[SML] [EXTERNAL] floors again
Dave Vick
dave.vick at gmail.com
Mon Oct 7 18:08:24 UTC 2024
True Story: When the Giant Pulsating Wallets were specifying how the
Wharton Center should/would be built, back when dinosaurs ruled the
earth, people who actually, y'know, *work* onstage begged and cried
for a quasi-sacrificial, easily replaceable hardboard surface over
plywood substrate for the Great Hall stage, because they/we knew in
our bones, even in the early 1980s, that the stuff rolling off the
trucks and into the big door wasn't going to get any lighter.
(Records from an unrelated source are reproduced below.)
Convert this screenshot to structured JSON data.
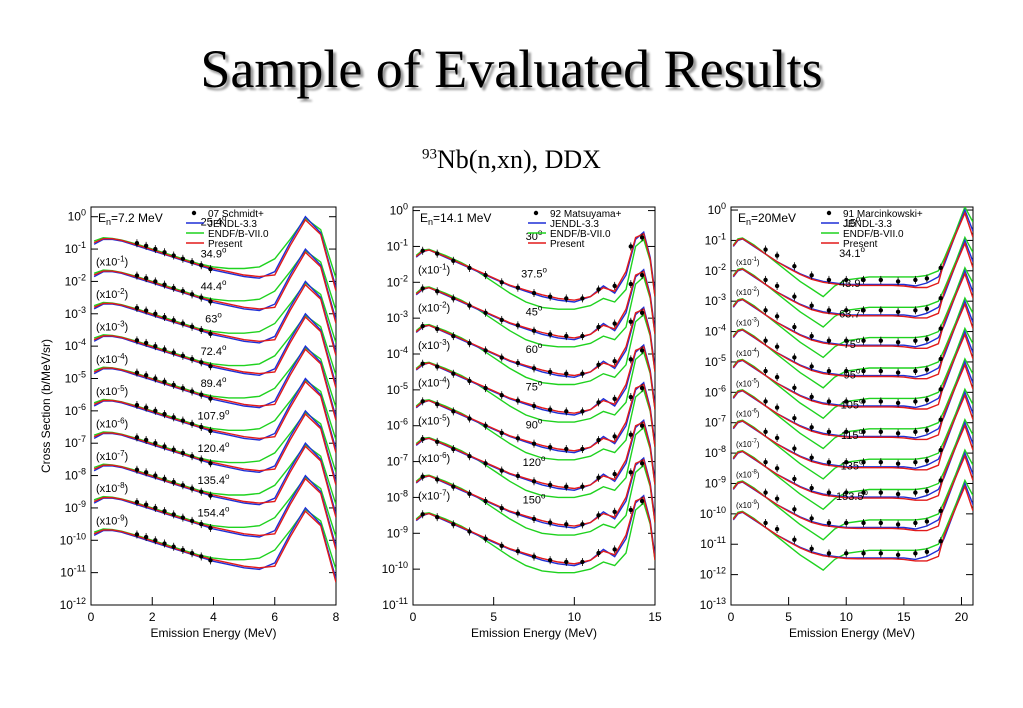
{
  "slide": {
    "title": "Sample of Evaluated Results",
    "subtitle_mass": "93",
    "subtitle_rest": "Nb(n,xn), DDX"
  },
  "colors": {
    "jendl": "#1f2fd6",
    "endf": "#1fd21f",
    "present": "#e21a1a",
    "exp": "#000000"
  },
  "chart_data": [
    {
      "type": "line",
      "energy_label": "E",
      "energy_sub": "n",
      "energy_value": "=7.2 MeV",
      "xlabel": "Emission Energy (MeV)",
      "ylabel": "Cross Section (b/MeV/sr)",
      "xlim": [
        0,
        8
      ],
      "xticks": [
        "0",
        "2",
        "4",
        "6",
        "8"
      ],
      "ylim_log10": [
        -12,
        0.3
      ],
      "yticks_exp": [
        "0",
        "-1",
        "-2",
        "-3",
        "-4",
        "-5",
        "-6",
        "-7",
        "-8",
        "-9",
        "-10",
        "-11",
        "-12"
      ],
      "legend": [
        "07 Schmidt+",
        "JENDL-3.3",
        "ENDF/B-VII.0",
        "Present"
      ],
      "angles": [
        "25.4",
        "34.9",
        "44.4",
        "63",
        "72.4",
        "89.4",
        "107.9",
        "120.4",
        "135.4",
        "154.4"
      ],
      "scale_exponents": [
        "",
        "-1",
        "-2",
        "-3",
        "-4",
        "-5",
        "-6",
        "-7",
        "-8",
        "-9"
      ],
      "series_offset_log10": [
        -0.7,
        -1.7,
        -2.7,
        -3.7,
        -4.7,
        -5.7,
        -6.7,
        -7.7,
        -8.7,
        -9.7
      ],
      "curve_x": [
        0.1,
        0.4,
        0.7,
        1.0,
        1.5,
        2.0,
        2.5,
        3.0,
        3.5,
        4.0,
        4.5,
        5.0,
        5.5,
        6.0,
        6.5,
        7.0,
        7.5,
        8.0
      ],
      "jendl_rel": [
        -0.15,
        0.0,
        0.0,
        -0.05,
        -0.2,
        -0.35,
        -0.5,
        -0.65,
        -0.8,
        -0.95,
        -1.05,
        -1.15,
        -1.2,
        -1.0,
        -0.1,
        0.7,
        0.2,
        -1.5
      ],
      "endf_rel": [
        -0.05,
        0.05,
        0.03,
        -0.02,
        -0.15,
        -0.3,
        -0.45,
        -0.6,
        -0.75,
        -0.85,
        -0.9,
        -0.9,
        -0.85,
        -0.6,
        0.0,
        0.65,
        0.3,
        -1.2
      ],
      "present_rel": [
        -0.1,
        0.02,
        0.02,
        -0.03,
        -0.17,
        -0.32,
        -0.48,
        -0.63,
        -0.78,
        -0.9,
        -1.0,
        -1.1,
        -1.15,
        -1.1,
        -0.2,
        0.6,
        0.15,
        -1.6
      ],
      "exp_x": [
        1.5,
        1.8,
        2.1,
        2.4,
        2.7,
        3.0,
        3.3,
        3.6,
        3.9
      ],
      "exp_rel": [
        -0.12,
        -0.2,
        -0.3,
        -0.4,
        -0.5,
        -0.6,
        -0.7,
        -0.8,
        -0.92
      ]
    },
    {
      "type": "line",
      "energy_label": "E",
      "energy_sub": "n",
      "energy_value": "=14.1 MeV",
      "xlabel": "Emission Energy (MeV)",
      "ylabel": "",
      "xlim": [
        0,
        15
      ],
      "xticks": [
        "0",
        "5",
        "10",
        "15"
      ],
      "ylim_log10": [
        -11,
        0.1
      ],
      "yticks_exp": [
        "0",
        "-1",
        "-2",
        "-3",
        "-4",
        "-5",
        "-6",
        "-7",
        "-8",
        "-9",
        "-10",
        "-11"
      ],
      "legend": [
        "92 Matsuyama+",
        "JENDL-3.3",
        "ENDF/B-VII.0",
        "Present"
      ],
      "angles": [
        "30",
        "37.5",
        "45",
        "60",
        "75",
        "90",
        "120",
        "150"
      ],
      "scale_exponents": [
        "",
        "-1",
        "-2",
        "-3",
        "-4",
        "-5",
        "-6",
        "-7"
      ],
      "series_offset_log10": [
        -1.1,
        -2.15,
        -3.2,
        -4.25,
        -5.3,
        -6.35,
        -7.4,
        -8.45
      ],
      "curve_x": [
        0.2,
        0.6,
        1.0,
        2.0,
        3.0,
        4.0,
        5.0,
        6.0,
        7.0,
        8.0,
        9.0,
        10.0,
        11.0,
        11.8,
        12.5,
        13.2,
        13.8,
        14.3,
        14.7,
        15.0
      ],
      "jendl_rel": [
        -0.2,
        -0.05,
        0.0,
        -0.2,
        -0.4,
        -0.6,
        -0.8,
        -1.0,
        -1.15,
        -1.3,
        -1.4,
        -1.45,
        -1.3,
        -1.0,
        -1.2,
        -0.7,
        0.3,
        0.5,
        -0.2,
        -1.2
      ],
      "endf_rel": [
        -0.15,
        0.0,
        0.02,
        -0.15,
        -0.35,
        -0.6,
        -0.9,
        -1.2,
        -1.45,
        -1.6,
        -1.65,
        -1.65,
        -1.55,
        -1.35,
        -1.45,
        -1.1,
        0.1,
        0.3,
        -0.3,
        -1.3
      ],
      "present_rel": [
        -0.18,
        -0.03,
        0.0,
        -0.18,
        -0.38,
        -0.58,
        -0.78,
        -0.98,
        -1.12,
        -1.25,
        -1.35,
        -1.4,
        -1.3,
        -1.05,
        -1.15,
        -0.6,
        0.35,
        0.45,
        -0.25,
        -1.3
      ],
      "exp_x": [
        0.6,
        1.5,
        2.5,
        3.5,
        4.5,
        5.5,
        6.5,
        7.5,
        8.5,
        9.5,
        10.5,
        11.5,
        12.5,
        13.5,
        14.2
      ],
      "exp_rel": [
        -0.02,
        -0.1,
        -0.3,
        -0.5,
        -0.7,
        -0.9,
        -1.05,
        -1.2,
        -1.3,
        -1.35,
        -1.35,
        -1.1,
        -1.0,
        0.1,
        0.35
      ]
    },
    {
      "type": "line",
      "energy_label": "E",
      "energy_sub": "n",
      "energy_value": "=20MeV",
      "xlabel": "Emission Energy (MeV)",
      "ylabel": "",
      "xlim": [
        0,
        21
      ],
      "xticks": [
        "0",
        "5",
        "10",
        "15",
        "20"
      ],
      "ylim_log10": [
        -13,
        0.1
      ],
      "yticks_exp": [
        "0",
        "-1",
        "-2",
        "-3",
        "-4",
        "-5",
        "-6",
        "-7",
        "-8",
        "-9",
        "-10",
        "-11",
        "-12",
        "-13"
      ],
      "legend": [
        "91 Marcinkowski+",
        "JENDL-3.3",
        "ENDF/B-VII.0",
        "Present"
      ],
      "angles": [
        "15",
        "34.1",
        "43.9",
        "63.7",
        "75",
        "95",
        "105",
        "115",
        "135",
        "153.5"
      ],
      "scale_exponents": [
        "",
        "-1",
        "-2",
        "-3",
        "-4",
        "-5",
        "-6",
        "-7",
        "-8",
        "-9"
      ],
      "series_offset_log10": [
        -1.0,
        -2.0,
        -3.0,
        -4.0,
        -5.0,
        -6.0,
        -7.0,
        -8.0,
        -9.0,
        -10.0
      ],
      "curve_x": [
        0.2,
        0.6,
        1.0,
        2.0,
        3.0,
        4.0,
        5.0,
        6.0,
        7.0,
        8.0,
        9.0,
        10.0,
        11.0,
        12.0,
        13.0,
        14.0,
        15.0,
        16.0,
        17.0,
        18.0,
        18.5,
        19.5,
        20.3,
        21.0
      ],
      "jendl_rel": [
        -0.2,
        0.0,
        0.05,
        -0.2,
        -0.45,
        -0.7,
        -0.9,
        -1.1,
        -1.25,
        -1.35,
        -1.4,
        -1.45,
        -1.45,
        -1.45,
        -1.45,
        -1.45,
        -1.45,
        -1.5,
        -1.4,
        -1.2,
        -0.8,
        0.2,
        1.0,
        0.3
      ],
      "endf_rel": [
        -0.15,
        0.05,
        0.08,
        -0.15,
        -0.45,
        -0.75,
        -1.05,
        -1.35,
        -1.6,
        -1.85,
        -1.5,
        -1.3,
        -1.25,
        -1.2,
        -1.2,
        -1.2,
        -1.2,
        -1.2,
        -1.15,
        -1.0,
        -0.6,
        0.3,
        1.1,
        0.6
      ],
      "present_rel": [
        -0.18,
        0.02,
        0.06,
        -0.18,
        -0.45,
        -0.7,
        -0.92,
        -1.12,
        -1.28,
        -1.38,
        -1.43,
        -1.47,
        -1.48,
        -1.48,
        -1.48,
        -1.48,
        -1.5,
        -1.55,
        -1.55,
        -1.4,
        -0.7,
        0.2,
        0.9,
        0.1
      ],
      "exp_x": [
        3.0,
        4.0,
        5.5,
        7.0,
        8.5,
        10.0,
        11.5,
        13.0,
        14.5,
        16.0,
        17.0,
        18.2
      ],
      "exp_rel": [
        -0.3,
        -0.5,
        -0.85,
        -1.15,
        -1.3,
        -1.3,
        -1.3,
        -1.3,
        -1.35,
        -1.3,
        -1.25,
        -0.9
      ]
    }
  ]
}
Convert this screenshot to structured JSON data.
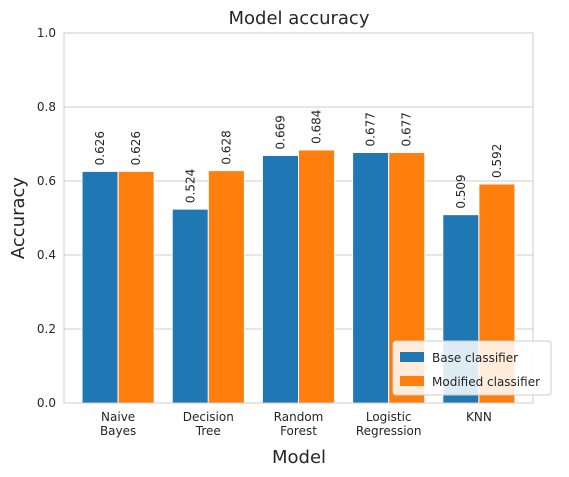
{
  "chart_data": {
    "type": "bar",
    "title": "Model accuracy",
    "xlabel": "Model",
    "ylabel": "Accuracy",
    "ylim": [
      0,
      1.0
    ],
    "yticks": [
      "0.0",
      "0.2",
      "0.4",
      "0.6",
      "0.8",
      "1.0"
    ],
    "categories": [
      [
        "Naive",
        "Bayes"
      ],
      [
        "Decision",
        "Tree"
      ],
      [
        "Random",
        "Forest"
      ],
      [
        "Logistic",
        "Regression"
      ],
      [
        "KNN"
      ]
    ],
    "series": [
      {
        "name": "Base classifier",
        "color": "#1f77b4",
        "values": [
          0.626,
          0.524,
          0.669,
          0.677,
          0.509
        ],
        "labels": [
          "0.626",
          "0.524",
          "0.669",
          "0.677",
          "0.509"
        ]
      },
      {
        "name": "Modified classifier",
        "color": "#ff7f0e",
        "values": [
          0.626,
          0.628,
          0.684,
          0.677,
          0.592
        ],
        "labels": [
          "0.626",
          "0.628",
          "0.684",
          "0.677",
          "0.592"
        ]
      }
    ],
    "grid": "horizontal",
    "legend_position": "lower-right"
  }
}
The
opposing camp had their hearts set on a hardwood stage, because "it
looks better with the symphony."
Oy...
We wound up with a sort-of-compromise, a surface of edge-grain western
yellow pine, stained to look like something un-pine-like - maybe
mahogany or teak if you squint enough - but easy enough to repair when
(not "if") it splintered - and repair we did, believe me - and no one
got all hot & bothered when we lagged into it. No one was truly happy
with it, which I suppose is about the best compromise you can hope
for...
Over the years, I've toured through a ton of places with hardwood
stages; the best example was taking a show into a concert hall in
Springfield MA with a solid cherry deck, I kid you not. Absolutely
beautiful to look at, and one of the worst load-ins I've ever endured
because at the time we were lagging eight torm towers and two BIG
sound towers into the deck, and you can bloody well forget about a
local presenter holding still while you drill thirty-two 5/16" holes
into a solid cherry stage floor, thank you very much.
Get the Plyron. The accountants and the Swells in the front office
might hate you, but everyone tasked with actually mounting a show or
maintaining the stage floor will love you.